The March 2021 Visa Bulletin is now available through the U.S. Department of State (DoS) website, and news for the EB-5 community as we wrap up the second quarter of FY2021 remains relatively unchanged. The DoS publishes the Visa Bulletin monthly so that petitioners can remain informed on the status of visa availability. Despite hopes of a more productive year than the last, we still see zero movement on Chinese EB-5 backlogs, and Vietnam dates merely inch forward.
Again, investors hoping to gain access to U.S. permanent residency status through this residency-by-investment program have been left with little information. Most disheartening is that the agency has yet to even devise an actionable plan to take full advantage of the thousands of extra EB-5 visas allocated to the program for FY2021. Backlogged investors can only watch the time being squandered as they linger in their respective lines. Nearly halfway through the fiscal year, it seems the loss of the opportunity to reduce long-standing Chinese and Vietnamese EB-5 backlogs is eminent.
Moreover, just a few weeks into the new administration’s more concerted efforts to distribute the COVID-19 vaccine, new, more contagious strains of the virus continue to develop, and as we approach the sunset date of June 30, 2021, for the EB-5 Regional Center Program, there is an even greater risk for the program’s termination. While industry leaders rally stakeholders to join forces in EB-5 reform, little else is on the horizon to change the current status of the program. EB-5 investors should continue to prepare for the possibility of another stagnant year at best.
We have some good news: All EB-5 investors outside of China and Vietnam have maintained their “current” status on their final action dates, including India, whose status became “current” in July 2020. Unfortunately, the outlook remains unchanged for EB-5 investment participants from China and Vietnam. The final action date for China has remained fixed at August 15, 2015, since the publication of the August 2020 bulletin. Wait times actually continue to increase for Chinese investors as they enter month eight of inaction on that final action date.
Furthermore, the date for filing on Chinese petitions hasn’t changed either, holding steady at December 15, 2015, for a year now. Vietnam shows a little more progress than that as it inches forward another two weeks from the February 2021 bulletin.

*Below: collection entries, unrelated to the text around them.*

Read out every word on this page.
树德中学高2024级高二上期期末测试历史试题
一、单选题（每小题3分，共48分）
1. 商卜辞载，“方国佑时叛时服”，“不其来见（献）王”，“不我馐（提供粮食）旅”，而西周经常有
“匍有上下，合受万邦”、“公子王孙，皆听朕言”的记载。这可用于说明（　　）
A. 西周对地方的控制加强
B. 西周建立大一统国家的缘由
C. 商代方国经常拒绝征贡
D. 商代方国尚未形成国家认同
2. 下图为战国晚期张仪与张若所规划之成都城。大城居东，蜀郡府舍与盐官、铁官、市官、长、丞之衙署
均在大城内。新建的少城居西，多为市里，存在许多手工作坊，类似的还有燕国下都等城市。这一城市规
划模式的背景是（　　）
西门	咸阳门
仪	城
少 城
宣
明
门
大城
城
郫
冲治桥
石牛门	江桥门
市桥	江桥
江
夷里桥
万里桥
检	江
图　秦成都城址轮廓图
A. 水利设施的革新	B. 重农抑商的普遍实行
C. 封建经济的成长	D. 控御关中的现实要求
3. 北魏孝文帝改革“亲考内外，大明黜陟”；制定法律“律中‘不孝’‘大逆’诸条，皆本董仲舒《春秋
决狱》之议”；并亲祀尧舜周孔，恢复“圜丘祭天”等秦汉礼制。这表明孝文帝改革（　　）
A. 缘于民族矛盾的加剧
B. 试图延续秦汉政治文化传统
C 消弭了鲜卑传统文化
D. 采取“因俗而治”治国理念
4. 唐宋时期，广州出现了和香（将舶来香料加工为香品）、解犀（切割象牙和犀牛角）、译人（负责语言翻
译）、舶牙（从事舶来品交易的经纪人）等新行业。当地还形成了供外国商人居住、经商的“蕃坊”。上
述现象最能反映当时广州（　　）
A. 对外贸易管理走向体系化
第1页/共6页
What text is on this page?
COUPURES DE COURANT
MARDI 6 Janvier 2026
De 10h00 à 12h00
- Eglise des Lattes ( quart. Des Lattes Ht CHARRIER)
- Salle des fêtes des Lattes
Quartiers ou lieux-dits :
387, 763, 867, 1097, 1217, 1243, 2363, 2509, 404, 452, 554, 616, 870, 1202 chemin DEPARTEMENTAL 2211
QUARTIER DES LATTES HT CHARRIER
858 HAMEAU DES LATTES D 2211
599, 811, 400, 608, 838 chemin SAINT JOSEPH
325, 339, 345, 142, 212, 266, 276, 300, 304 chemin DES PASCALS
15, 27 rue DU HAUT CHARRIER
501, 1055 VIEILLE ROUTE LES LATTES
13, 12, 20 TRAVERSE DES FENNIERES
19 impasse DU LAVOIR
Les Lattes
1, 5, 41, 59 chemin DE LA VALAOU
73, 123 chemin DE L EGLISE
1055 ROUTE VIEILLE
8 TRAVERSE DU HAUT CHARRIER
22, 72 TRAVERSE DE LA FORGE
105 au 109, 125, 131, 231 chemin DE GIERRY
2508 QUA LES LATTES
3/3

Industry experts are still baffled about why the increase in EB-5 visas allocated for the year hasn’t improved these backlog issues at all. There wasn’t much hope at the publishing of February’s bulletin, and unfortunately, USCIS’s song remains the same for another month. If anything, recent history has proven that circumstances can change at a moment’s notice, but right now, there aren’t any visible signs of a shift for the better.